Il contenuto dei computer e delle telecamere di Epstein
Ci sono prove del fatto che gli hard disk dei computer sono spariti dalle case di Epstein a Palm Beach e a Manhattan, prima delle perquisizioni delle forze dell’ordine a distanza di oltre un decennio l’una dall’altra. Non si sa cosa potessero contenere, né se l’FBI sia riuscita a recuperarli o a esaminarli. I computer sequestrati dalla polizia in Florida, nel 2005, non hanno prodotto prove valide per l’accusa. Non è chiaro cosa contenessero i dispositivi sequestrati dai federali nel raid effettuato a New York nel 2019.

Le proprietà di Epstein erano dotate di videocamere. Se le registrazioni siano sopravvissute o meno resta un mistero.

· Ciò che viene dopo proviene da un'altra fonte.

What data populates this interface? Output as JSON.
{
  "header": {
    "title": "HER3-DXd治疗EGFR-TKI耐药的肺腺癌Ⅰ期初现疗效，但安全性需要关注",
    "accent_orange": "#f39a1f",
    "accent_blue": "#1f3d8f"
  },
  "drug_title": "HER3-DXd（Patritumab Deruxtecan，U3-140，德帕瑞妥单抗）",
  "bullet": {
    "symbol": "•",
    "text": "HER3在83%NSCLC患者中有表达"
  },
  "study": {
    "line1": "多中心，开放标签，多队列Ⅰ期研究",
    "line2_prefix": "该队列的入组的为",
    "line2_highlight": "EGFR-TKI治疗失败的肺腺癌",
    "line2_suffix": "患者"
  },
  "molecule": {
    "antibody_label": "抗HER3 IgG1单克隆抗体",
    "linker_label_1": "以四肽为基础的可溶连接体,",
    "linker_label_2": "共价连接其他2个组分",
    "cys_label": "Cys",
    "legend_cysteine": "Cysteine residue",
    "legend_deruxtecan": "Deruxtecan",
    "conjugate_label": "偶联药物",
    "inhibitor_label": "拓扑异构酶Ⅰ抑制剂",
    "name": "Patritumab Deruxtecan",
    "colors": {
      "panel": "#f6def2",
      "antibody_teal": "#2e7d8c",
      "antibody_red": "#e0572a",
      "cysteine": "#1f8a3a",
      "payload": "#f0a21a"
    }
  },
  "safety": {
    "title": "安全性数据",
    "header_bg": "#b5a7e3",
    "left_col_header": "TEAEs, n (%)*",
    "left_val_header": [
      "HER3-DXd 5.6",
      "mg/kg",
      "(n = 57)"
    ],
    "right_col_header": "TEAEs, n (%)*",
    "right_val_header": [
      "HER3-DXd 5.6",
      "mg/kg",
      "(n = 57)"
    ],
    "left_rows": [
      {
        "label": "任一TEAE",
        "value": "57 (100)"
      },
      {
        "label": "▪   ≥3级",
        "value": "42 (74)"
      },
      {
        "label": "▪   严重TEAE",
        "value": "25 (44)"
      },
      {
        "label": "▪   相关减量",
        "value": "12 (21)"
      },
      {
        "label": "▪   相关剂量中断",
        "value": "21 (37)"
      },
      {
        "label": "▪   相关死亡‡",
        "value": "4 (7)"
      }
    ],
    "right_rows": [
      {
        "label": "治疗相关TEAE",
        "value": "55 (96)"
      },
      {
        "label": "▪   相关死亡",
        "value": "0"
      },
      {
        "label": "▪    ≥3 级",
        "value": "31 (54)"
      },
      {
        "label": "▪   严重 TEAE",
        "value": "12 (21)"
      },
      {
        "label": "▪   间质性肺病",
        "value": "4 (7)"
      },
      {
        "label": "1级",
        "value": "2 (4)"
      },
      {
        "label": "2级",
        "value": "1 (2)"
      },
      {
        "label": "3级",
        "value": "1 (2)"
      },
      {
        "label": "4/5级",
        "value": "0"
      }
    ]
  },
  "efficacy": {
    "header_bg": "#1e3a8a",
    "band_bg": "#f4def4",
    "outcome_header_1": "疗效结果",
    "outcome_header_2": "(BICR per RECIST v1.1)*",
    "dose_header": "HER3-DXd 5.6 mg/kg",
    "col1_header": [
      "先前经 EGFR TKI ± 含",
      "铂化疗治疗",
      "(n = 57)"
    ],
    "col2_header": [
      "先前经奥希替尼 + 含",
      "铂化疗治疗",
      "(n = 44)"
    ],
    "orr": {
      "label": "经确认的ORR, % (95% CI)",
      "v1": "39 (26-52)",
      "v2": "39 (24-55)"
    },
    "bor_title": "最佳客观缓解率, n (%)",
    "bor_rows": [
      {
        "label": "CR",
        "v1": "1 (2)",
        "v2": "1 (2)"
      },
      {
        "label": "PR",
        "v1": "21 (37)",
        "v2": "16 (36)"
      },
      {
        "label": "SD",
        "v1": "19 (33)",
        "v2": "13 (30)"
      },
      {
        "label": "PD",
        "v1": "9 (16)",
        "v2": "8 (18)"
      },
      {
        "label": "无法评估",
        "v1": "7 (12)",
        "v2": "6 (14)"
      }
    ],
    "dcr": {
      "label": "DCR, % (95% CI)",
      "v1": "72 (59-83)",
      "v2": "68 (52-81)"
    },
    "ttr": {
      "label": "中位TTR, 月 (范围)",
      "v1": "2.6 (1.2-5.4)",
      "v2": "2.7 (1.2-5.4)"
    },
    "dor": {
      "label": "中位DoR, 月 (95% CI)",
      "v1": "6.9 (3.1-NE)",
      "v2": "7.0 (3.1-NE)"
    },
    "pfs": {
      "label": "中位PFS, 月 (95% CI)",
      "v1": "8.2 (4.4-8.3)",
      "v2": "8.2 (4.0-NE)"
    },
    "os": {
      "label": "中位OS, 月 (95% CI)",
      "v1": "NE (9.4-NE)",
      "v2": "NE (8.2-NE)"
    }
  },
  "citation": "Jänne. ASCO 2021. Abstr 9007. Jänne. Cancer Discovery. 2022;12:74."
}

I documenti giudiziari relativi a vari casi
Non sappiamo che tipo di prove o testimonianze siano state presentate durante i due gran giurì federali relativi alle attività di Epstein, dato che questa tipologia di procedimenti è segreta. Non abbiamo le prove presentate durante il processo del 2021 in cui Ghislaine Maxwell è stata condannata per traffico sessuale di minori (le richieste in base al Freedom of Information Act del Miami Herald relative a questo materiale sono state respinte); e nemmeno quelle della causa civile nelle Isole Vergini Americane, con l’accusa di racket mossa contro gli eredi di Epstein, dopo la sua morte, che è stata composta in via extragiudiziale. Non disponiamo neppure di tutte le informazioni relative a una causa intentata da alcune vittime di Epstein contro l’FBI.

Il numero e la portata dei procedimenti giudiziari che riguardano Epstein, e che sono iniziati quasi due decenni fa, sono il motivo per cui Brown ha subito dubitato delle promesse di Bondi di garantire la massima trasparenza con la pubblicazione di quei documenti. «Francamente ho i miei dubbi che abbia capito il caso», dice Brown. «Il modo in cui ha detto, fin dall’inizio, “Ho il fascicolo sulla mia scrivania”, mi ha fatto pensare che non è possibile che abbia il fascicolo di Epstein sulla sua scrivania. Perché quel fascicolo è talmente grande da riempire una stanza».

«Mi pare che non abbia capito fin dall’inizio quanto sia enorme questo caso, l’arco di anni che copre, quante persone siano state interrogate e quanti casi giudiziari abbia portato ad aprire», dice Brown. «Non è così semplice come ricevere un fascicolo sulla scrivania e decidere di renderlo pubblico. È una cosa molto più grande».

Ecco perché le persone che continuano a dare per scontata una notizia bomba su Epstein sono destinate a rimanere ripetutamente deluse. Potrebbero ancora emergere alcuni fatti collegati, ma altri rimarranno sepolti per sempre. E giustizia non sarà mai veramente fatta.